-
Notifications
You must be signed in to change notification settings - Fork 7
Description
Is your feature request related to a problem? Please describe.
The current entity verification process in entity_service.py relies exclusively on online API calls to Wikipedia, managed by wiki_extractor.py. When processing a large number of new entities, the service makes sequential network requests for each entity not found in our local database. This serial, online-only approach is a significant performance bottleneck due to network latency and API rate limits, which slows down the entire data ingestion and processing pipeline.
Describe the solution you'd like
I propose introducing a new, optional offline verification mode that leverages a local Wikipedia dataset (e.g., a database or an index file populated from a Wikipedia dump). This feature would not replace the existing online mode but would act as a high-speed, comprehensive first-pass check before resorting to network calls.
The enhanced workflow in AsyncEntityService.batch_get_or_create_entities would be:
- Check Local App DB (Current): First, check the application's own database for the entity.
- Check Offline Wikipedia Dataset (New): If not found, query the local Wikipedia dataset for the entity's existence,
wikibase_item, disambiguation status, etc. This would be extremely fast as it's a local query. - Fallback to Online API (Current): Only if the entity is not found in the offline dataset, the service should then fall back to the existing online API call (
get_wiki_page_info).
This hybrid approach would dramatically accelerate verification for the vast majority of entities, reserving slower online calls only for very new or obscure entities not present in the local dataset snapshot.

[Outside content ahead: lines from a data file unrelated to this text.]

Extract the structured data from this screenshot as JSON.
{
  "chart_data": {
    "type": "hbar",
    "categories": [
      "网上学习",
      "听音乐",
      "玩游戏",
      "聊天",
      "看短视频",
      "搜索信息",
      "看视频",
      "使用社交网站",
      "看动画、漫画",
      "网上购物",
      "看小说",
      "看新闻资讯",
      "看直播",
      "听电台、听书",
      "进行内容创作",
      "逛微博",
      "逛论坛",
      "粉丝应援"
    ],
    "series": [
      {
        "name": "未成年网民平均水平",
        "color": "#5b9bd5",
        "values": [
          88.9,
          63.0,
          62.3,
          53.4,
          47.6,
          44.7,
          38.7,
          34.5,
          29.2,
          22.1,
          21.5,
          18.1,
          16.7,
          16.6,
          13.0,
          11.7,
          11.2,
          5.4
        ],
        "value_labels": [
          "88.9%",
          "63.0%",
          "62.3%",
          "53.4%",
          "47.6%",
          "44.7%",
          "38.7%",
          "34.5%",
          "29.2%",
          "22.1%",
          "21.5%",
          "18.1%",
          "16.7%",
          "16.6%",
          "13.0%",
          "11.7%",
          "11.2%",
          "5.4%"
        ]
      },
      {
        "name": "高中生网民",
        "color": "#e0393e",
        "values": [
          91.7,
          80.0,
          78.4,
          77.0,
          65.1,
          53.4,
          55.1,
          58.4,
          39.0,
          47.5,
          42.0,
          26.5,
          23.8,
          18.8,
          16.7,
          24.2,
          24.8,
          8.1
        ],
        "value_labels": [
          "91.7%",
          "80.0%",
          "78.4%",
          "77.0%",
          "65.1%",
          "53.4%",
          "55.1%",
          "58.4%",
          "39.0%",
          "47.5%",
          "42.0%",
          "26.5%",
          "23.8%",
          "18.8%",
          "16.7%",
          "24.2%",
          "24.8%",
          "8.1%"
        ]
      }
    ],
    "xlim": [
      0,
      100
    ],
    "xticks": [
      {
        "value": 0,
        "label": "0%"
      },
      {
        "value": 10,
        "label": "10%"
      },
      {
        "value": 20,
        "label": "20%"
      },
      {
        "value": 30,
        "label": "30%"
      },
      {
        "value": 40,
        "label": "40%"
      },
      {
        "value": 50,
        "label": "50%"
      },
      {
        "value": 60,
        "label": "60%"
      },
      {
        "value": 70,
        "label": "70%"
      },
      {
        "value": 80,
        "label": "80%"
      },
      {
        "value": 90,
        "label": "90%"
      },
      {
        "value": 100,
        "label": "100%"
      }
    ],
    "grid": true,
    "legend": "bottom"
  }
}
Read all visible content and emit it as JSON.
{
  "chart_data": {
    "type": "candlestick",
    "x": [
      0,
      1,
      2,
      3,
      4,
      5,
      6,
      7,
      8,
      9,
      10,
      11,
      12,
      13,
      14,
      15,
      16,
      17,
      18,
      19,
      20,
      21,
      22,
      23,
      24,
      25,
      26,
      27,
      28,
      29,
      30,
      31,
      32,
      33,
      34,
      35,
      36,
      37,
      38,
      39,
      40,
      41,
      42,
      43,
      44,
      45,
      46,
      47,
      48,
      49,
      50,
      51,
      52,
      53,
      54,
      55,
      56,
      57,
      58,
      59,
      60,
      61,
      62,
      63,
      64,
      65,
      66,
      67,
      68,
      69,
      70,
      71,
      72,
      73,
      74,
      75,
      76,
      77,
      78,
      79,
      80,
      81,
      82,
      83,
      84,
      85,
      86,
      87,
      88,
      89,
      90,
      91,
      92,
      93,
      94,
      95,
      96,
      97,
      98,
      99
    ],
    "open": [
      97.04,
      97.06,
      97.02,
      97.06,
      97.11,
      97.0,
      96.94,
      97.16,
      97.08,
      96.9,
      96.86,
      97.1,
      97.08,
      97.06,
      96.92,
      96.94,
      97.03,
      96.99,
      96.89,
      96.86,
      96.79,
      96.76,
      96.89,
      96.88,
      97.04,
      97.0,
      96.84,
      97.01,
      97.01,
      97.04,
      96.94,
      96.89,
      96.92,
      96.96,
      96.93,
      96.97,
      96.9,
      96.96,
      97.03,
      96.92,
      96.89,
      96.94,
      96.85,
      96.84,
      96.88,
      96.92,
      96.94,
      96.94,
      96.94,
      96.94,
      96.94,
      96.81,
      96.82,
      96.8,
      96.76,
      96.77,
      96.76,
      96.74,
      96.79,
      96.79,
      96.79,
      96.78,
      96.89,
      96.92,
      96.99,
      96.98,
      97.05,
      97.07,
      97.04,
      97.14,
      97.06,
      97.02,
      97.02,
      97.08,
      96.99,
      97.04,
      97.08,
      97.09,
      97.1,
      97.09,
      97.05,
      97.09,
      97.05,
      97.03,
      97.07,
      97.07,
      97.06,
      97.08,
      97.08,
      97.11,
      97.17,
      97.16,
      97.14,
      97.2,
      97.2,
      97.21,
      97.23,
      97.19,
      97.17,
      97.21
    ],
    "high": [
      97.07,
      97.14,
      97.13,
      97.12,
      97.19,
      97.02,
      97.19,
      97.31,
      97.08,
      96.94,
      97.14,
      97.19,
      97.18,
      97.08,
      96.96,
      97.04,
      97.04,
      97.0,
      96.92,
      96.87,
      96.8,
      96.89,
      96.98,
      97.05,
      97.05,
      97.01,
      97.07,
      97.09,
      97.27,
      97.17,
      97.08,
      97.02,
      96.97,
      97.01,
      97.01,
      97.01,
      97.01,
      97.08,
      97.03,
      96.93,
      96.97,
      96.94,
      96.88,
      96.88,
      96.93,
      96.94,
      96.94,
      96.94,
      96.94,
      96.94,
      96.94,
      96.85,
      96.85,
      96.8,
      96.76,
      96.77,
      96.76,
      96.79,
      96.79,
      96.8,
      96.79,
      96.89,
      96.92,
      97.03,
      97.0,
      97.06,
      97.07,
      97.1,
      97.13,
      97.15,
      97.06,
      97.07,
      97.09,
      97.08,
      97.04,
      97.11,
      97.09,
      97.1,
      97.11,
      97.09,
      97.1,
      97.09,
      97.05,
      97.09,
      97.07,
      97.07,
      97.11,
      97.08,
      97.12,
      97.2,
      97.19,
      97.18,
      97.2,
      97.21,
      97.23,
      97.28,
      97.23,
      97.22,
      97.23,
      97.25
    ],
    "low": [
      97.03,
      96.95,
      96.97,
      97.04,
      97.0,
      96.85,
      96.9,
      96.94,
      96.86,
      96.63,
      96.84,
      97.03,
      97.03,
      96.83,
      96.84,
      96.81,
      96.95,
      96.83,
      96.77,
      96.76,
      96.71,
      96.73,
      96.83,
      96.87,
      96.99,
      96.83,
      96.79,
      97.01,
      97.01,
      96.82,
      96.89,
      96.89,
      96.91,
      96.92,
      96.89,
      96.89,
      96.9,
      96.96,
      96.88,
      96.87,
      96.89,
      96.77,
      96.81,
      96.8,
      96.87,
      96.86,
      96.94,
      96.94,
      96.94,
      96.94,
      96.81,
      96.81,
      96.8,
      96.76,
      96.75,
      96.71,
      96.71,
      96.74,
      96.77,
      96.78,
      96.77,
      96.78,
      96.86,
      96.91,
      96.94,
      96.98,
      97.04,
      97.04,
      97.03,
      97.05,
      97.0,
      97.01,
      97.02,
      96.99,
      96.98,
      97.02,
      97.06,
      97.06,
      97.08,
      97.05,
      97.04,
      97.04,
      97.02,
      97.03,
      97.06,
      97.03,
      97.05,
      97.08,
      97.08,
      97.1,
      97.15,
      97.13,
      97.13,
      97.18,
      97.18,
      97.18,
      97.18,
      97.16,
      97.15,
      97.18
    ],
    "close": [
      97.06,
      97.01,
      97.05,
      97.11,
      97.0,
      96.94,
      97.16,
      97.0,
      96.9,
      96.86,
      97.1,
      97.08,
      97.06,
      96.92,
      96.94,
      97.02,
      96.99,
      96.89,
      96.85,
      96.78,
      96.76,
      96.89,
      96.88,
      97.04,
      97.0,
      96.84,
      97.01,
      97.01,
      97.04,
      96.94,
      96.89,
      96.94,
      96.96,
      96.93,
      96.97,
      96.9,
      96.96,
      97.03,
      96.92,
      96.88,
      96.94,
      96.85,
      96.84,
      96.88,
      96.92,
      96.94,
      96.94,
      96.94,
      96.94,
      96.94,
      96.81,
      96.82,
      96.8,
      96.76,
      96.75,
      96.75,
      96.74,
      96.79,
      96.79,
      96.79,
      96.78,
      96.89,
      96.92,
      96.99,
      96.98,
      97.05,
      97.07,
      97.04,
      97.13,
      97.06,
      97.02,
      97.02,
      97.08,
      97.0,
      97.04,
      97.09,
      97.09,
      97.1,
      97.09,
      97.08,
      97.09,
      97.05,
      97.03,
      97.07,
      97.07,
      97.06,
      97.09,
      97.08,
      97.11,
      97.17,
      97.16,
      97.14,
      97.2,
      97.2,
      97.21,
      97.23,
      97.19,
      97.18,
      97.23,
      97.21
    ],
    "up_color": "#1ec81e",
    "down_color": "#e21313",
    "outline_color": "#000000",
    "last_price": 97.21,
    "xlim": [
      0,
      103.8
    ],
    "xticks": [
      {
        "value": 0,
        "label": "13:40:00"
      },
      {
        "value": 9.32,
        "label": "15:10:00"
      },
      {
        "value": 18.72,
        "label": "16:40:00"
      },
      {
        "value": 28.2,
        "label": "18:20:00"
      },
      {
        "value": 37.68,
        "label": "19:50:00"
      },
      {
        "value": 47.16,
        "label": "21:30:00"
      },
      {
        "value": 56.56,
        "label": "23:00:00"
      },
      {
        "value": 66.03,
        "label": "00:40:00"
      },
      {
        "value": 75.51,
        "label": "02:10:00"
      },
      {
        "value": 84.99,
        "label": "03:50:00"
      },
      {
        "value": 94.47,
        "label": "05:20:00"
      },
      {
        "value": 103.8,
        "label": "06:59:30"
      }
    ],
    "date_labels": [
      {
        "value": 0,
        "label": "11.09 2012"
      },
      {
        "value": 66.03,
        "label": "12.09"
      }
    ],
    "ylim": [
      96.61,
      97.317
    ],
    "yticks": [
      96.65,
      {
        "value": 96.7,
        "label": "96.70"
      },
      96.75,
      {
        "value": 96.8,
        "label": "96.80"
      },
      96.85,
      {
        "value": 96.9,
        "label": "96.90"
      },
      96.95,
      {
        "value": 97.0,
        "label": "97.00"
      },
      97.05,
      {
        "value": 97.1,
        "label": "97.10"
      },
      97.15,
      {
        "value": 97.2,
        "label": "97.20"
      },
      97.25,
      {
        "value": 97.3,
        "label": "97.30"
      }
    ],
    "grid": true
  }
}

Describe alternatives you've considered
One alternative is to parallelize the online API requests. However, this could easily lead to hitting Wikipedia's API rate limits and getting our IP address blocked. It is also less reliable and still subject to network instability. A local-first approach is faster, more robust, and independent of external factors.
Additional context
- Implementation will require a new data access layer or service to interface with the local Wikipedia dataset.
- Configuration options will be needed to enable this mode and specify the path or connection details for the dataset.
- This enhancement primarily impacts
app/services/entity_service.pyby introducing the new verification step. It will also require developing a local counterpart to the API-calling functions inapp/services/wiki_extractor.py.